La scienza tiranna minaccia la democrazia

Fonte: Claudio Risé


L'élite dei «tecnici» sta prendendo il potere e fa pressione sugli
Stati. Ma è formata da sapienti che si autonominano infallibili anche
se commettono errori dagli effetti tragici. Il vizio d'origine è cercare
di rinchiudere la realtà nella gabbia della matematica.

La Scienza chiede rispetto. Ce lo intimano in tanti: presidenti della
Repubblica di vecchio tipo, Presidenti di Accademie, membri autorevoli di
Chiese che fino a pochi secoli fa bruciavano alcuni di quelli che parlavano di
scienza. Però su cosa la scienza sia c'è una certa confusione; a parte
riconoscere, con Karl Popper, che è tale quella che accetta di essere messa
in discussione e verificata, altrimenti non è più scienza ma ciarlataneria. Oggi
però, se la discuti, sei subito un somaro (come si esprimono scienziati molto
televisivi, ignari della grandezza del simbolo della fatica raccontato in: Asino
caro o della denigrazione della fatica di Roberto Finzi, Bompiani).

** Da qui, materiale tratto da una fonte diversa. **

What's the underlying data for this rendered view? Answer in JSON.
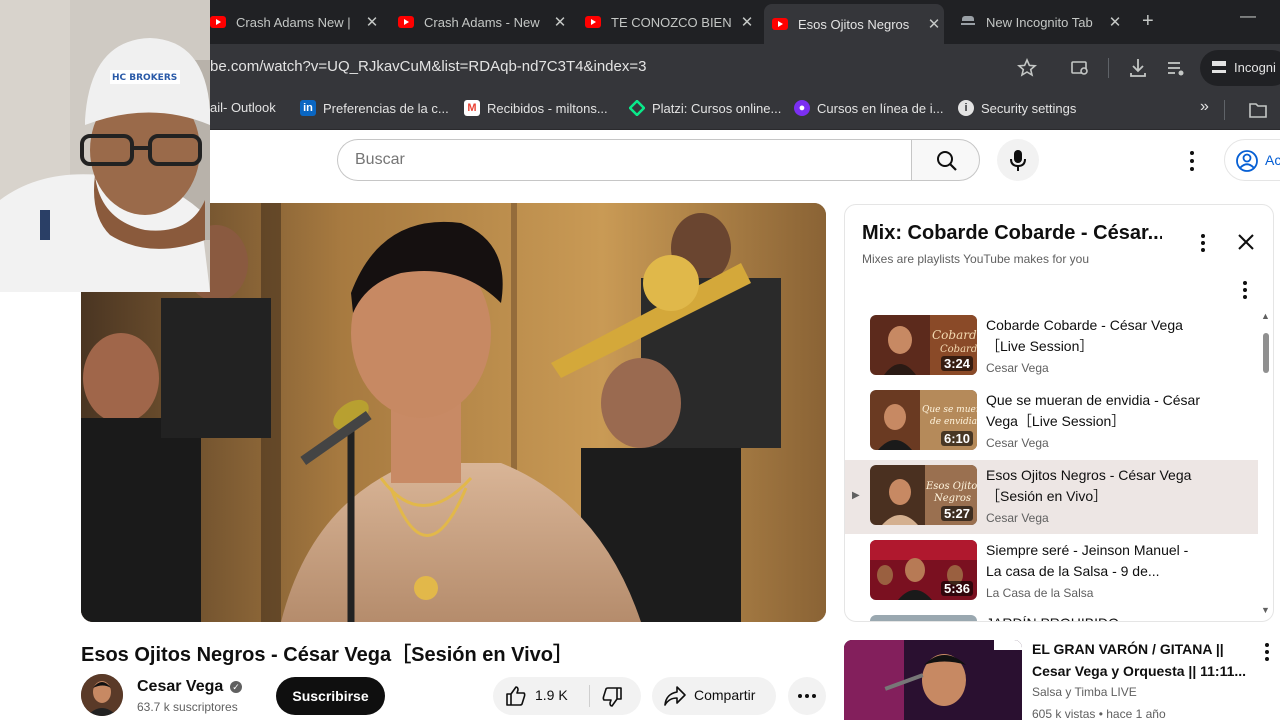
{
  "browser": {
    "tabs": [
      {
        "title": "Crash Adams New |",
        "close": "✕"
      },
      {
        "title": "Crash Adams - New",
        "close": "✕"
      },
      {
        "title": "TE CONOZCO BIEN",
        "close": "✕"
      },
      {
        "title": "Esos Ojitos Negros",
        "close": "✕",
        "active": true
      },
      {
        "title": "New Incognito Tab",
        "close": "✕"
      }
    ],
    "new_tab": "+",
    "minimize": "—",
    "url": "be.com/watch?v=UQ_RJkavCuM&list=RDAqb-nd7C3T4&index=3",
    "incognito_label": "Incogni",
    "bookmarks": [
      {
        "label": "ail- Outlook",
        "icon": "outlook-icon",
        "color": "#0a64c8"
      },
      {
        "label": "Preferencias de la c...",
        "icon": "linkedin-icon",
        "color": "#0a66c2"
      },
      {
        "label": "Recibidos - miltons...",
        "icon": "gmail-icon",
        "color": "#ea4335"
      },
      {
        "label": "Platzi: Cursos online...",
        "icon": "platzi-icon",
        "color": "#0ae98a"
      },
      {
        "label": "Cursos en línea de i...",
        "icon": "course-icon",
        "color": "#7b2ff2"
      },
      {
        "label": "Security settings",
        "icon": "info-icon",
        "color": "#ffffff"
      }
    ],
    "bookmarks_more": "»"
  },
  "youtube": {
    "search_placeholder": "Buscar",
    "signin_label": "Ac"
  },
  "video": {
    "title": "Esos Ojitos Negros - César Vega［Sesión en Vivo］",
    "channel": "Cesar Vega",
    "verified_mark": "✓",
    "subscribers": "63.7 k suscriptores",
    "subscribe_label": "Suscribirse",
    "likes": "1.9 K",
    "share_label": "Compartir"
  },
  "playlist": {
    "title": "Mix: Cobarde Cobarde - César...",
    "subtitle": "Mixes are playlists YouTube makes for you",
    "now_playing_marker": "▶",
    "scroll_up": "▲",
    "scroll_down": "▼",
    "items": [
      {
        "title": "Cobarde Cobarde - César Vega［Live Session］",
        "channel": "Cesar Vega",
        "duration": "3:24",
        "current": false,
        "thumb_text": "Cobarde Cobarde"
      },
      {
        "title": "Que se mueran de envidia - César Vega［Live Session］",
        "channel": "Cesar Vega",
        "duration": "6:10",
        "current": false,
        "thumb_text": "Que se mueran de envidia"
      },
      {
        "title": "Esos Ojitos Negros - César Vega［Sesión en Vivo］",
        "channel": "Cesar Vega",
        "duration": "5:27",
        "current": true,
        "thumb_text": "Esos Ojitos Negros"
      },
      {
        "title": "Siempre seré - Jeinson Manuel - La casa de la Salsa - 9 de...",
        "channel": "La Casa de la Salsa",
        "duration": "5:36",
        "current": false,
        "thumb_text": ""
      }
    ],
    "partial_next": "JARDÍN PROHIBIDO"
  },
  "recommendation": {
    "title": "EL GRAN VARÓN / GITANA || Cesar Vega y Orquesta || 11:11...",
    "channel": "Salsa y Timba LIVE",
    "meta": "605 k vistas • hace 1 año"
  },
  "colors": {
    "chrome_dark": "#202124",
    "chrome_mid": "#35363a",
    "youtube_red": "#ff0000",
    "link_blue": "#065fd4",
    "current_row": "#ede6e4"
  }
}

A chiedere rispetto, anzi intimidire chi critica, più che la scienza sono però
quelli che parlano in suo nome, e si definiscono "scienziati". Un gruppo di
pressione studiato con attenzione fin dagli anni 60 da alcuni studiosi di
scienza politica, a cominciare dal francese Jean Meynaud, che nei suoi libri
sulla Tecnocrazia presentò con conoscenza di causa questa nuova elite del
potere, rappresentata appunto dagli scienziati dei saperi tecnoscientifici. Non
è sorprendente: nelle società militariste vogliono comandare i generali, in
quelle teocratiche i vescovi, e in quelle scientifiche gli scienziati e i tecnici. E
la nostra è una società industriale, fondata su un modello di produzione
tecnoscientifico, dove tecnici e "scienziati" vogliono comandare. Ciò non
significa però che vadano lasciati fare. Anzi, vanno assolutamente fermati
come la letteratura e la saggistica, anche scientifica - a partire appunto da
Meynaud- hanno abbondantemente dimostrato.

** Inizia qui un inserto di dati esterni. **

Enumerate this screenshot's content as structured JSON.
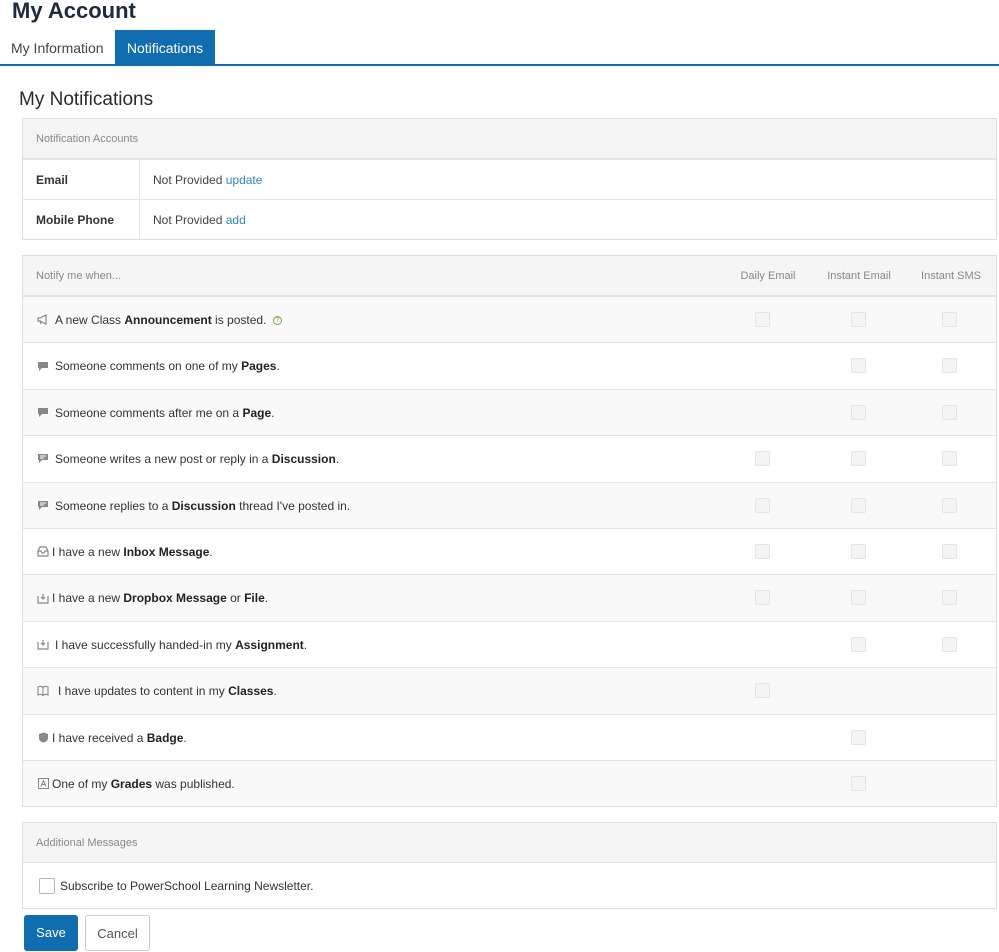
{
  "page": {
    "title": "My Account"
  },
  "tabs": [
    {
      "label": "My Information",
      "active": false
    },
    {
      "label": "Notifications",
      "active": true
    }
  ],
  "section": {
    "title": "My Notifications"
  },
  "accounts": {
    "header": "Notification Accounts",
    "rows": [
      {
        "label": "Email",
        "value": "Not Provided",
        "action": "update"
      },
      {
        "label": "Mobile Phone",
        "value": "Not Provided",
        "action": "add"
      }
    ]
  },
  "notify": {
    "header": "Notify me when...",
    "columns": [
      "Daily Email",
      "Instant Email",
      "Instant SMS"
    ],
    "rows": [
      {
        "icon": "megaphone-icon",
        "pre": "A new Class ",
        "bold": "Announcement",
        "post": " is posted.",
        "extra": "",
        "extra_bold": "",
        "end": "",
        "help": "?"
      },
      {
        "icon": "comment-icon",
        "pre": "Someone comments on one of my ",
        "bold": "Pages",
        "post": ".",
        "extra": "",
        "extra_bold": "",
        "end": ""
      },
      {
        "icon": "comment-icon",
        "pre": "Someone comments after me on a ",
        "bold": "Page",
        "post": ".",
        "extra": "",
        "extra_bold": "",
        "end": ""
      },
      {
        "icon": "discussion-icon",
        "pre": "Someone writes a new post or reply in a ",
        "bold": "Discussion",
        "post": ".",
        "extra": "",
        "extra_bold": "",
        "end": ""
      },
      {
        "icon": "discussion-icon",
        "pre": "Someone replies to a ",
        "bold": "Discussion",
        "post": " thread I've posted in.",
        "extra": "",
        "extra_bold": "",
        "end": ""
      },
      {
        "icon": "inbox-icon",
        "pre": "I have a new ",
        "bold": "Inbox Message",
        "post": ".",
        "extra": "",
        "extra_bold": "",
        "end": ""
      },
      {
        "icon": "dropbox-icon",
        "pre": "I have a new ",
        "bold": "Dropbox Message",
        "post": " or ",
        "extra_bold": "File",
        "end": "."
      },
      {
        "icon": "dropbox-icon",
        "pre": "I have successfully handed-in my ",
        "bold": "Assignment",
        "post": ".",
        "extra_bold": "",
        "end": ""
      },
      {
        "icon": "book-icon",
        "pre": "I have updates to content in my ",
        "bold": "Classes",
        "post": ".",
        "extra_bold": "",
        "end": ""
      },
      {
        "icon": "badge-icon",
        "pre": "I have received a ",
        "bold": "Badge",
        "post": ".",
        "extra_bold": "",
        "end": ""
      },
      {
        "icon": "grade-icon",
        "pre": "One of my ",
        "bold": "Grades",
        "post": " was published.",
        "extra_bold": "",
        "end": ""
      }
    ]
  },
  "additional": {
    "header": "Additional Messages",
    "subscribe_label": "Subscribe to PowerSchool Learning Newsletter."
  },
  "buttons": {
    "save": "Save",
    "cancel": "Cancel"
  },
  "colors": {
    "accent": "#0f6db0",
    "link": "#2d88c9"
  }
}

I veri grandi scienziati ci avevano spiegato da sempre, con Leonardo da Vinci
nei suoi Codici, che pochi sbagliano come gli scienziati, soprattutto i
matematici. Il loro guaio è la loro segreta competizione con la natura. Si
tratta di una debolezza comprensibile, perché è proprio la scienza stessa a
dimostrare la miseria dell'umano rispetto all'incredibile perfezione della
natura. Molti scienziati però nel loro delirio di grandezza non accettano che
sia la natura, e non l'uomo all'origine di tutti i fenomeni, anche più profondi,
sottili e meno visibili. Innamorati della sofisticata perfezione dei loro calcoli,
non vedono i limiti delle loro valutazioni e sbagliano. Tanto da generare oggi
un intero genere editoriale dedicato ai loro errori: tra gli ultimi: Astrobufale, di
Luca Perri (Rizzoli), già autore di: Errori galattici (De Agostini); e Cantonate.
Perché la scienza vive di errori. di Mario Livio, BUR. Dunque alla larga dalla
scienza, e viva il Selvadego leonardesco, che si salva.

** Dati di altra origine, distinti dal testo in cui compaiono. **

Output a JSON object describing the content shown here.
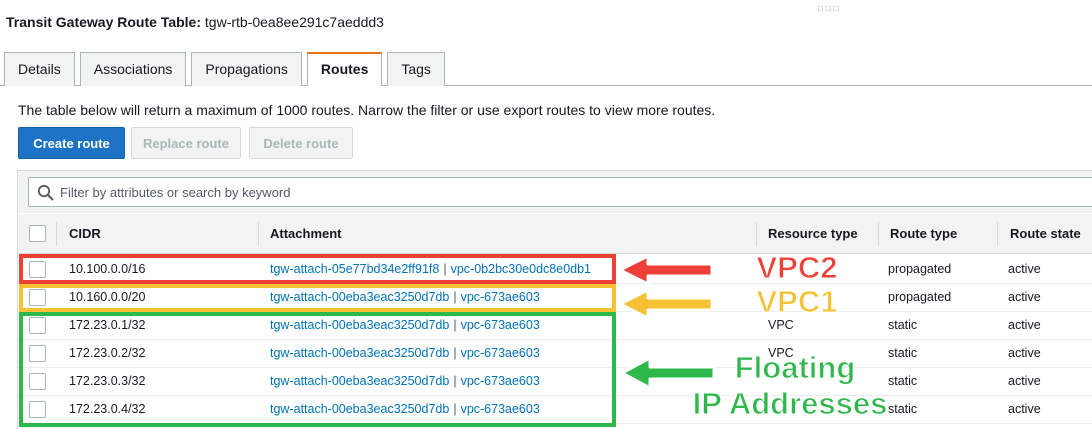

Gli errori degli scienziati, però, non sono dovuti solo al fatto che per trovare la
cosa giusta bisogna prima sbagliare, come benevolmente spiegano le
fascette editoriali dei libri in questione. Leonardo faceva notare che nella
scienza asservita all'astrazione matematica c'è proprio un errore
fondamentale, epistemologico (come dicono i filosofi della scienza). Si tratta
della preferenza non innocente, già segnalata dall'autore dei Codici, degli
scienziati per le formule rispetto allo studio accurato dei fenomeni come si
danno in natura. Come invece faceva lui, che genio lo era davvero, ed anche
molto testardo. L'asservimento della scienza diverrà poi la regola nel secolo
successivo a Leonardo con Galileo Galilei, iniziatore della scienza moderna,
da lui definitivamente imbrigliata nella matematica attraverso la
"matematizzazione della natura", (come l'ha poi definita, il filosofo Husserl).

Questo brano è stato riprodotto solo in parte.